Gadis itu memilih diam namun, tak lama ia mengaduh ketika menggerakan kepalanya. "Kepala gue."

"Lo hampir aja kecelakaan. Maaf, gue narik lo terlalu kenceng. Jadi, kepala lo kebentur cukup keras," ujar Eros dengan air muka sendunya yang setia menatap lekat Gemma.

Gadis itu bangkit kemudian melepas paksa infus di lengan tangannya. Saat gadis itu hendak turun dari brankar, Eros menahannya. "Gemma, jangan kayak gini. Lo mau kemana?"

"Pulang."

"Sama gue—"

"Nggak! Cukup, Eros! Lo nggak perlu peduliin gue lagi." Eros menggeram tidak suka. Tangannya yang masih menahan lengan Gemma tidak ia biarkan terlepas.

"Apa udah bener-bener nggak bisa?" tanya laki-laki itu. Cahaya obsidiannya masih memancarkan harapan meskipun, kekecewaan mendominasi di sana.

Gemma menggeleng. "Apa gue nggak layak untuk bahagia?"

"Lo layak.
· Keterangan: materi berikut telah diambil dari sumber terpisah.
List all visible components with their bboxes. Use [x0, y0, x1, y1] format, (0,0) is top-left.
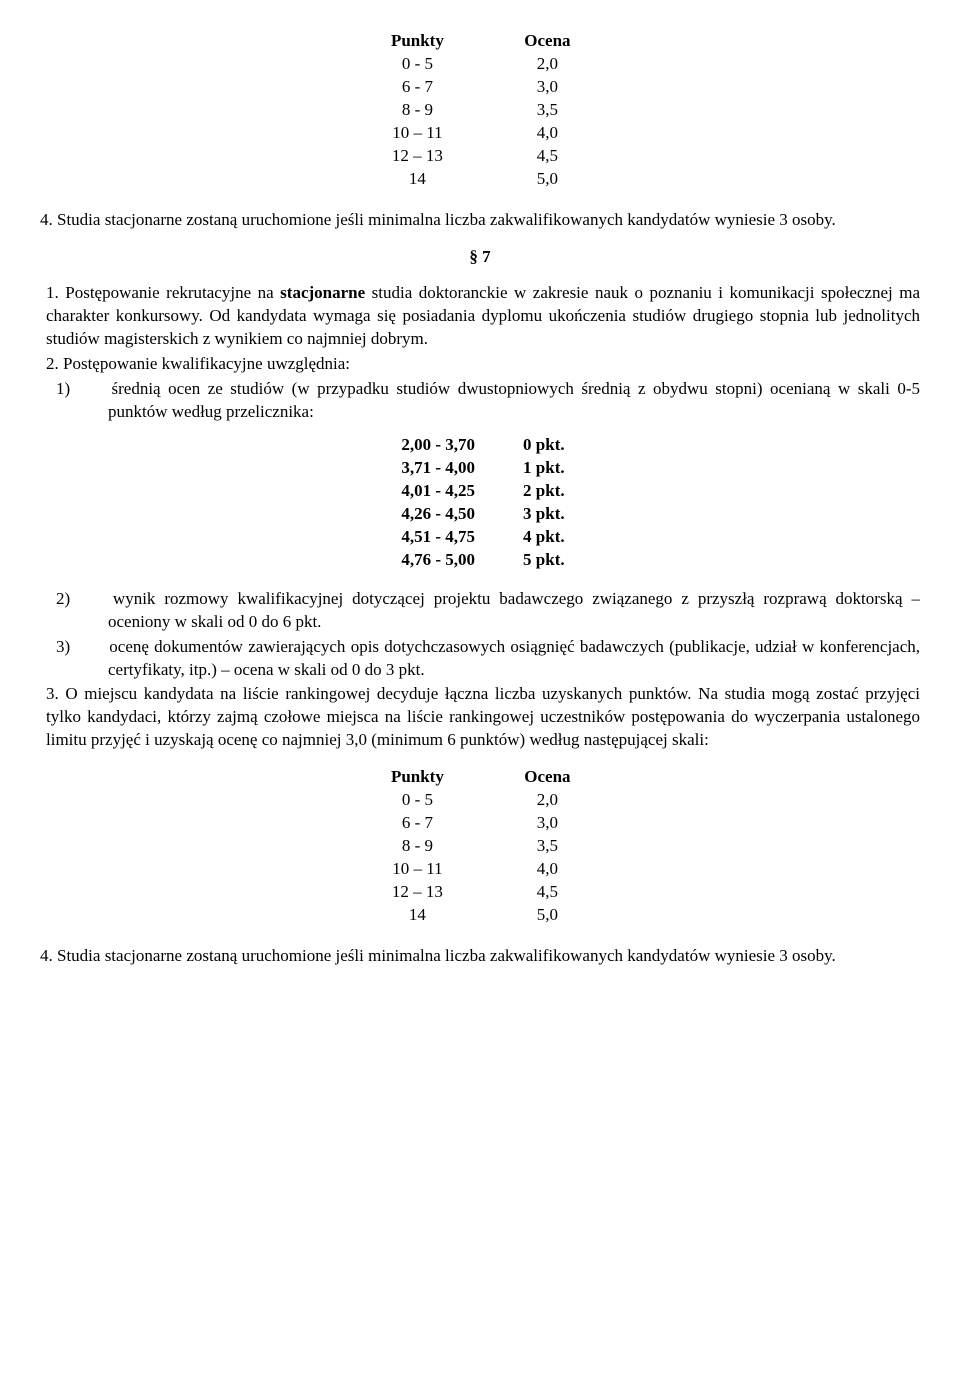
launch-text: Studia stacjonarne zostaną uruchomione j… [57, 210, 836, 229]
table-row: 0 - 52,0 [350, 53, 610, 76]
col-punkty: Punkty [350, 766, 485, 789]
item-1: 1. Postępowanie rekrutacyjne na stacjona… [40, 282, 920, 351]
table-row: 12 – 134,5 [350, 881, 610, 904]
sub-number: 2) [82, 588, 104, 611]
score-table-1: Punkty Ocena 0 - 52,0 6 - 73,0 8 - 93,5 … [350, 30, 610, 191]
col-ocena: Ocena [485, 766, 610, 789]
sub-item-2: 2) wynik rozmowy kwalifikacyjnej dotyczą… [82, 588, 920, 634]
table-row: 10 – 114,0 [350, 858, 610, 881]
table-row: 0 - 52,0 [350, 789, 610, 812]
item1-pre: Postępowanie rekrutacyjne na [65, 283, 280, 302]
item3-text: O miejscu kandydata na liście rankingowe… [46, 684, 920, 749]
launch-text: Studia stacjonarne zostaną uruchomione j… [57, 946, 836, 965]
item2-lead: Postępowanie kwalifikacyjne uwzględnia: [63, 354, 350, 373]
table-row: 145,0 [350, 904, 610, 927]
section-7-heading: § 7 [40, 246, 920, 269]
table-row: 4,76 - 5,005 pkt. [377, 549, 588, 572]
sub-number: 3) [82, 636, 104, 659]
col-punkty: Punkty [350, 30, 485, 53]
sub-item-3: 3) ocenę dokumentów zawierających opis d… [82, 636, 920, 682]
table-row: 4,26 - 4,503 pkt. [377, 503, 588, 526]
list-number: 1. [46, 283, 59, 302]
table-row: 145,0 [350, 168, 610, 191]
list-number: 4. [40, 946, 53, 965]
item-3: 3. O miejscu kandydata na liście ranking… [40, 683, 920, 752]
col-ocena: Ocena [485, 30, 610, 53]
launch-paragraph-2: 4. Studia stacjonarne zostaną uruchomion… [40, 945, 920, 968]
item-2: 2. Postępowanie kwalifikacyjne uwzględni… [40, 353, 920, 681]
table-row: 3,71 - 4,001 pkt. [377, 457, 588, 480]
sub-number: 1) [82, 378, 104, 401]
conversion-table: 2,00 - 3,700 pkt. 3,71 - 4,001 pkt. 4,01… [377, 434, 588, 572]
list-number: 4. [40, 210, 53, 229]
launch-paragraph-1: 4. Studia stacjonarne zostaną uruchomion… [40, 209, 920, 232]
table-row: 6 - 73,0 [350, 812, 610, 835]
table-row: 6 - 73,0 [350, 76, 610, 99]
table-row: 4,51 - 4,754 pkt. [377, 526, 588, 549]
sub3-text: ocenę dokumentów zawierających opis doty… [108, 637, 920, 679]
table-row: 8 - 93,5 [350, 835, 610, 858]
table-row: 2,00 - 3,700 pkt. [377, 434, 588, 457]
table-row: 8 - 93,5 [350, 99, 610, 122]
list-number: 2. [46, 354, 59, 373]
score-table-2: Punkty Ocena 0 - 52,0 6 - 73,0 8 - 93,5 … [350, 766, 610, 927]
sub-item-1: 1) średnią ocen ze studiów (w przypadku … [82, 378, 920, 424]
sub2-text: wynik rozmowy kwalifikacyjnej dotyczącej… [108, 589, 920, 631]
list-number: 3. [46, 684, 59, 703]
table-row: 4,01 - 4,252 pkt. [377, 480, 588, 503]
sub1-text: średnią ocen ze studiów (w przypadku stu… [108, 379, 920, 421]
table-row: 10 – 114,0 [350, 122, 610, 145]
table-row: 12 – 134,5 [350, 145, 610, 168]
item1-bold: stacjonarne [280, 283, 365, 302]
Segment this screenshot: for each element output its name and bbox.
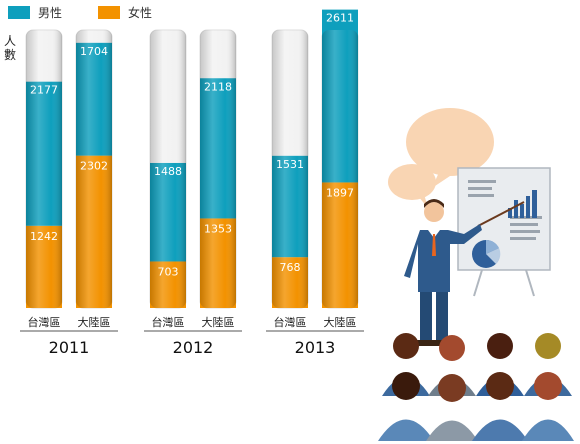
data-label-female: 1897	[326, 186, 354, 199]
bar-highlight	[322, 30, 358, 308]
data-label-male: 1488	[154, 165, 182, 178]
presentation-board	[457, 167, 551, 297]
bar-highlight	[200, 30, 236, 308]
bar-highlight	[26, 30, 62, 308]
audience	[378, 333, 574, 441]
speech-bubble-small	[388, 164, 436, 200]
data-label-female: 768	[280, 261, 301, 274]
bar-highlight	[150, 30, 186, 308]
y-axis-label: 人數	[4, 34, 17, 62]
speech-bubble-large	[406, 108, 494, 176]
presenter	[404, 199, 525, 346]
data-label-male: 1531	[276, 158, 304, 171]
group-label: 2012	[173, 338, 214, 357]
legend-label-female: 女性	[128, 6, 153, 20]
category-label: 大陸區	[324, 315, 357, 329]
data-label-female: 1242	[30, 230, 58, 243]
bar-highlight	[272, 30, 308, 308]
presenter-with-audience-icon	[378, 108, 574, 441]
group-label: 2011	[49, 338, 90, 357]
group-label: 2013	[295, 338, 336, 357]
data-label-male: 1704	[80, 45, 108, 58]
category-label: 台灣區	[28, 315, 61, 329]
stacked-bar-chart: 2177 1242 台灣區 1704 2302 大陸區 2011 1488 703 台灣區 2118…	[20, 9, 364, 357]
data-label-male: 2177	[30, 84, 58, 97]
legend-item-female: 女性	[98, 4, 152, 21]
data-label-male: 2118	[204, 80, 232, 93]
legend: 男性 女性	[8, 4, 152, 21]
data-label-male: 2611	[326, 12, 354, 25]
bar-highlight	[76, 30, 112, 308]
category-label: 大陸區	[78, 315, 111, 329]
legend-swatch-female	[98, 6, 121, 19]
legend-swatch-male	[8, 6, 30, 19]
data-label-female: 1353	[204, 222, 232, 235]
category-label: 大陸區	[202, 315, 235, 329]
data-label-female: 703	[158, 265, 179, 278]
category-label: 台灣區	[152, 315, 185, 329]
category-label: 台灣區	[274, 315, 307, 329]
data-label-female: 2302	[80, 160, 108, 173]
legend-item-male: 男性	[8, 4, 62, 21]
legend-label-male: 男性	[38, 6, 63, 20]
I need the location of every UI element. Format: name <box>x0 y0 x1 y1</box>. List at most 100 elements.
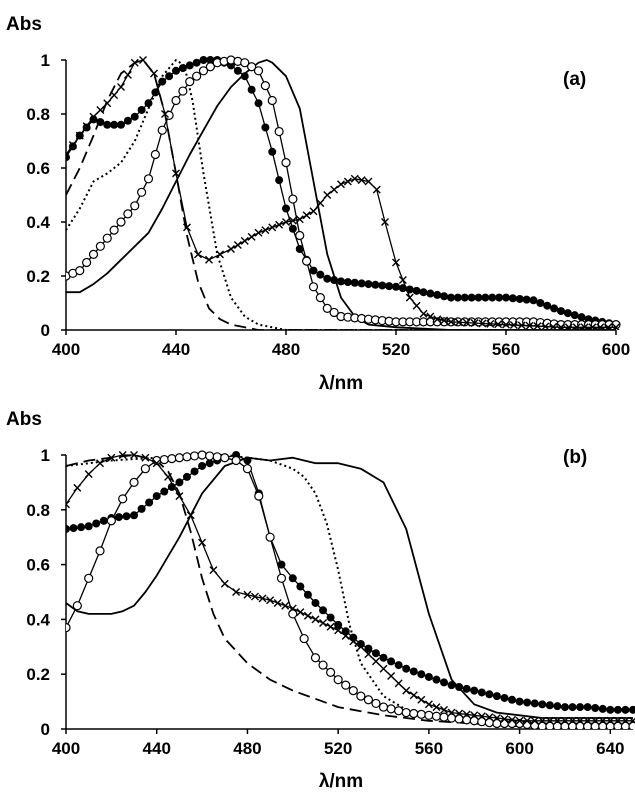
marker-cross-a <box>216 250 224 259</box>
marker-filled-circle-b <box>311 598 320 607</box>
marker-cross-a <box>572 323 581 330</box>
marker-cross-a <box>316 199 325 208</box>
marker-cross-a <box>75 131 84 140</box>
marker-filled-circle-a <box>151 88 160 97</box>
marker-filled-circle-b <box>66 524 70 533</box>
marker-open-circle-a <box>82 257 92 268</box>
marker-open-circle-b <box>212 452 222 462</box>
panel-b-label: (b) <box>563 447 587 468</box>
x-tick-label-b: 600 <box>505 739 533 758</box>
marker-open-circle-a <box>116 217 126 227</box>
marker-cross-a <box>440 316 449 325</box>
marker-cross-a <box>557 323 565 330</box>
marker-filled-circle-a <box>199 56 208 64</box>
marker-open-circle-a <box>281 158 291 168</box>
marker-cross-a <box>541 322 550 330</box>
marker-cross-a <box>275 220 284 229</box>
marker-filled-circle-b <box>145 498 154 507</box>
marker-open-circle-b <box>416 709 426 719</box>
marker-cross-b <box>515 716 524 725</box>
marker-filled-circle-a <box>309 266 318 275</box>
marker-cross-b <box>152 459 161 468</box>
marker-cross-a <box>533 322 542 330</box>
marker-filled-circle-a <box>261 123 270 132</box>
marker-open-circle-b <box>530 720 540 729</box>
marker-filled-circle-b <box>409 667 418 676</box>
marker-filled-circle-a <box>522 295 531 304</box>
marker-open-circle-b <box>231 455 241 466</box>
marker-filled-circle-b <box>455 682 464 691</box>
marker-filled-circle-b <box>319 606 328 615</box>
marker-cross-b <box>326 622 335 631</box>
marker-cross-b <box>394 679 403 688</box>
marker-filled-circle-b <box>530 699 539 708</box>
marker-filled-circle-b <box>182 472 191 481</box>
marker-filled-circle-b <box>387 657 396 666</box>
marker-cross-a <box>240 236 249 245</box>
marker-cross-b <box>545 716 554 725</box>
marker-open-circle-a <box>88 249 99 259</box>
marker-cross-a <box>117 83 125 91</box>
marker-open-circle-a <box>302 256 312 266</box>
marker-filled-circle-a <box>460 293 469 302</box>
marker-cross-b <box>485 713 494 722</box>
marker-filled-circle-b <box>152 492 161 501</box>
x-tick-label-a: 560 <box>492 340 520 359</box>
marker-open-circle-b <box>159 454 169 465</box>
marker-filled-circle-a <box>557 307 565 316</box>
marker-cross-b <box>220 579 229 588</box>
marker-filled-circle-b <box>553 702 562 711</box>
marker-cross-a <box>433 315 442 324</box>
marker-filled-circle-a <box>295 245 304 253</box>
marker-open-circle-b <box>394 706 404 716</box>
marker-filled-circle-a <box>185 61 194 70</box>
marker-cross-b <box>96 459 105 468</box>
marker-filled-circle-b <box>447 681 456 690</box>
marker-cross-b <box>598 716 607 725</box>
marker-cross-b <box>273 598 282 607</box>
marker-filled-circle-a <box>502 293 510 302</box>
marker-open-circle-b <box>129 477 139 487</box>
marker-cross-a <box>66 150 70 159</box>
marker-open-circle-b <box>341 680 351 690</box>
marker-cross-a <box>470 319 479 328</box>
marker-cross-a <box>233 240 242 249</box>
marker-open-circle-a <box>150 149 160 160</box>
marker-filled-circle-a <box>89 115 98 124</box>
marker-open-circle-a <box>253 66 264 76</box>
marker-cross-a <box>183 223 191 232</box>
marker-cross-a <box>612 323 620 330</box>
plot-area-b: 0 0.2 0.4 0.6 0.8 1 400 440 480 520 560 600 640 <box>26 446 635 758</box>
marker-cross-b <box>538 716 547 725</box>
y-tick-label-a: 0.8 <box>26 105 50 124</box>
marker-filled-circle-a <box>481 293 490 302</box>
marker-cross-b <box>243 590 252 599</box>
plot-area-a: 0 0.2 0.4 0.6 0.8 1 400 440 480 520 560 600 <box>26 51 630 359</box>
marker-open-circle-a <box>329 307 339 318</box>
marker-cross-b <box>621 716 630 725</box>
marker-open-circle-b <box>66 623 71 633</box>
marker-open-circle-b <box>424 710 434 720</box>
marker-open-circle-b <box>276 573 287 583</box>
marker-filled-circle-b <box>175 478 184 487</box>
marker-filled-circle-a <box>385 282 394 291</box>
marker-cross-b <box>141 453 150 462</box>
marker-filled-circle-a <box>364 280 373 289</box>
marker-filled-circle-b <box>508 695 517 704</box>
marker-filled-circle-a <box>103 120 112 129</box>
marker-filled-circle-b <box>440 678 448 687</box>
marker-filled-circle-a <box>123 116 132 125</box>
marker-open-circle-a <box>185 76 195 87</box>
marker-filled-circle-a <box>529 296 538 305</box>
marker-cross-b <box>379 664 388 673</box>
marker-cross-b <box>402 686 411 695</box>
marker-cross-a <box>247 232 256 241</box>
marker-filled-circle-b <box>477 688 486 697</box>
marker-open-circle-a <box>137 187 147 197</box>
marker-filled-circle-b <box>402 664 411 673</box>
marker-open-circle-b <box>431 711 442 721</box>
marker-cross-b <box>455 709 464 718</box>
marker-open-circle-a <box>247 62 257 72</box>
marker-cross-b <box>462 710 471 719</box>
marker-cross-a <box>588 323 597 330</box>
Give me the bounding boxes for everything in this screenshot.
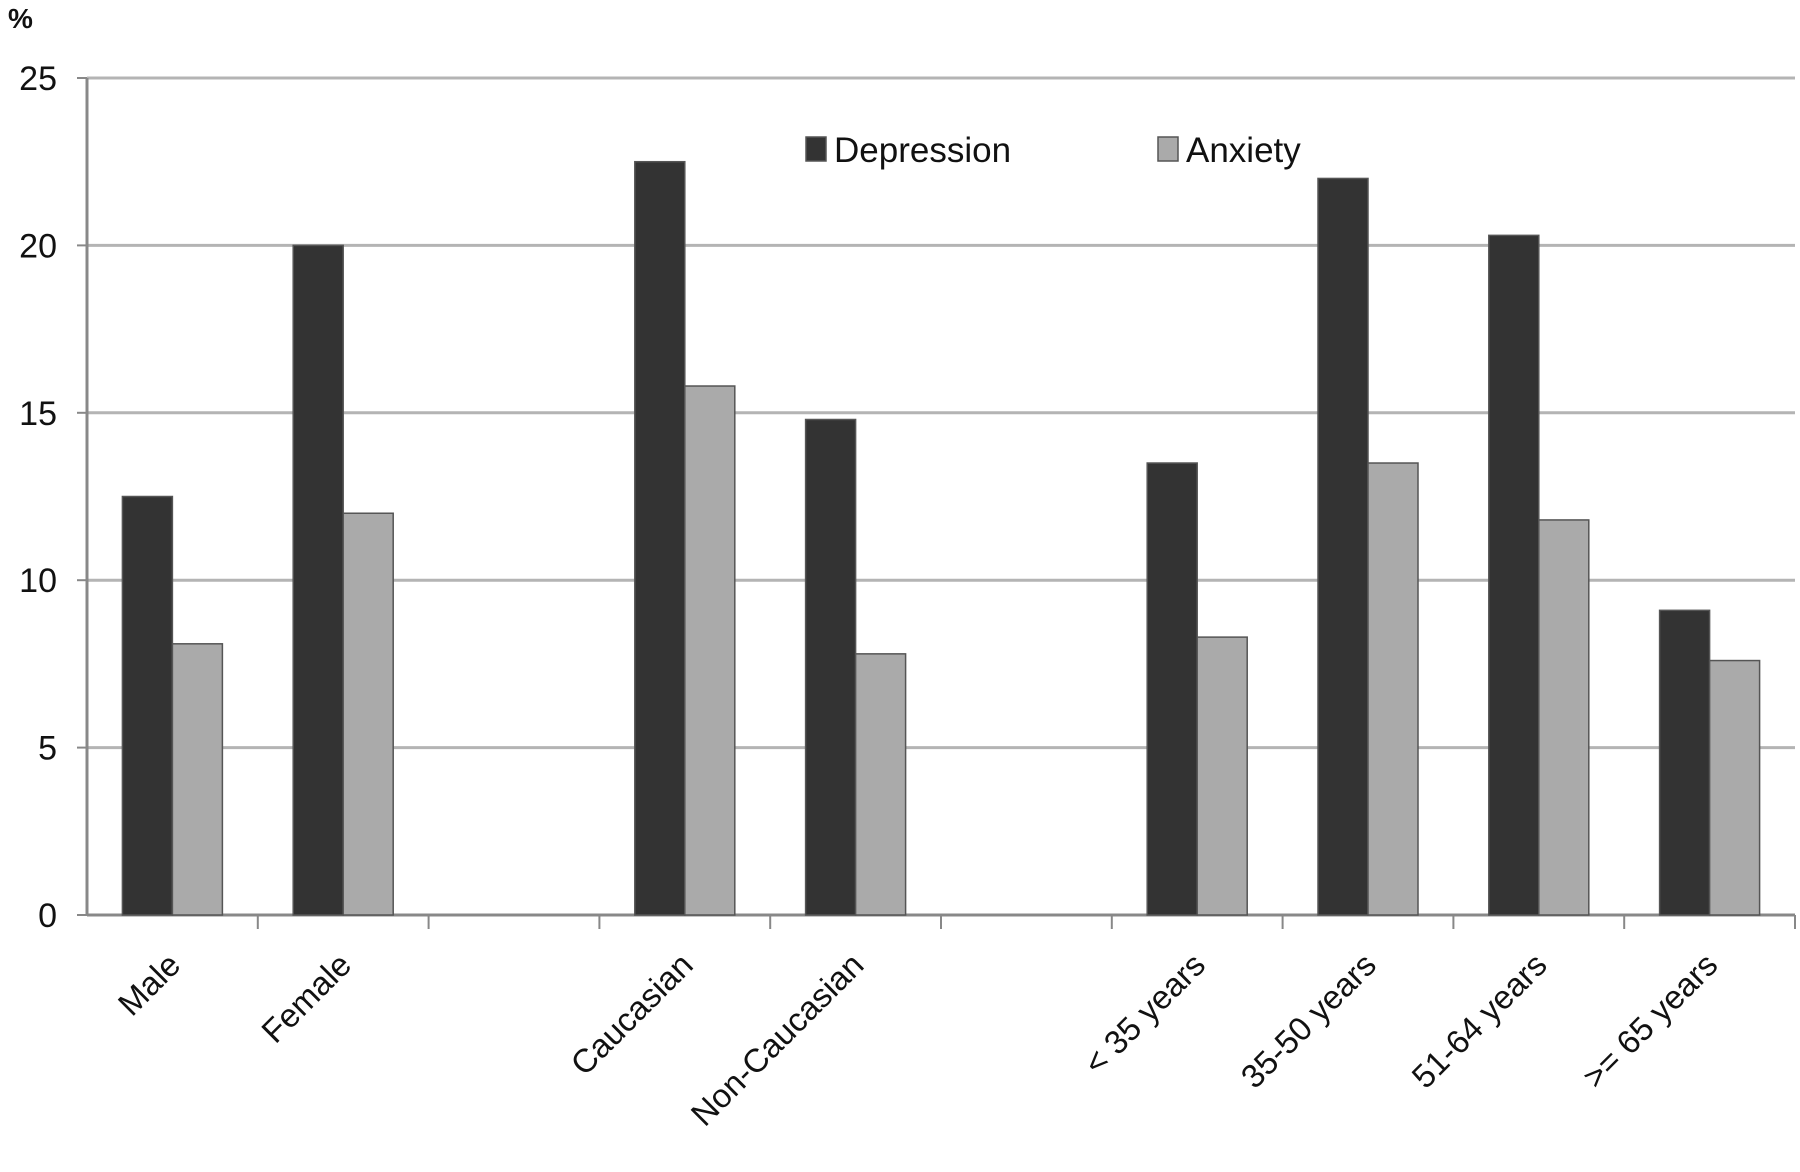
bar-depression [804,418,857,916]
x-category-label: Male [111,946,188,1023]
bar-anxiety [342,512,394,916]
x-category-label: < 35 years [1076,946,1212,1082]
legend-label-depression: Depression [834,131,1011,170]
y-tick-label: 20 [19,227,57,265]
bar-depression [1317,177,1369,916]
legend-swatch-anxiety [1157,136,1179,162]
bar-depression [121,495,174,916]
y-unit-label: % [8,3,33,34]
legend-swatch-depression [805,136,827,162]
y-tick-label: 0 [38,897,57,935]
y-tick-label: 15 [19,395,57,433]
bar-anxiety [1196,636,1248,916]
y-tick-label: 10 [19,562,57,600]
y-tick-label: 5 [38,730,57,768]
legend: Depression Anxiety [805,131,1301,170]
x-category-label: >= 65 years [1575,946,1724,1095]
bar-anxiety [171,643,224,916]
x-category-label: 51-64 years [1404,946,1553,1095]
bar-anxiety [1538,519,1590,916]
bar-depression [292,244,344,916]
bar-anxiety [854,653,907,916]
x-category-label: Non-Caucasian [684,946,871,1133]
x-category-label: Female [254,946,358,1050]
bar-anxiety [1708,659,1761,916]
x-category-label: Caucasian [563,946,699,1082]
bar-anxiety [684,385,736,916]
bar-depression [1488,234,1540,916]
bar-depression [1146,462,1198,916]
labels: 0 5 10 15 20 25 Male Female CaucasianNon-Caucasi… [19,60,1724,1133]
bars [121,160,1761,916]
bar-depression [634,160,686,916]
bar-anxiety [1367,462,1419,916]
x-category-label: 35-50 years [1234,946,1383,1095]
y-tick-label: 25 [19,60,57,98]
bar-depression [1658,609,1711,916]
legend-label-anxiety: Anxiety [1186,131,1301,170]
Lo lebih dari layak untuk bahagia."

Mata gadis itu memanas, tetapi enggan menangis. Ia sudah lelah untuk menjadi lemah. Genggaman Eros semakin kuat. Perlahan, laki-laki itu menuntun Gemma agar kembali ke brankar karena gadis itu masih perlu istirahat lebih banyak.

"Gue capek! Di saat gue harus lari ngejar kebahagiaan gue, semakin gue berusaha ngejar, kebahagiaan itu semakin menjauh. Di saat kebahagiaan itu datang sendiri, gue berusaha meraih. Tapi, kebahagiaan itu ada di tepi jurang. Dan uluran tangan yang gue harapkan ternyata dorong gue jatuh ke jurang itu. Kebahagiaan yang bagi orang lain kayak minum air di tepi danau, bagi gue kayak fatamorgana di gurun pasir. Genangan air itu fana," ucap Gemma terisak.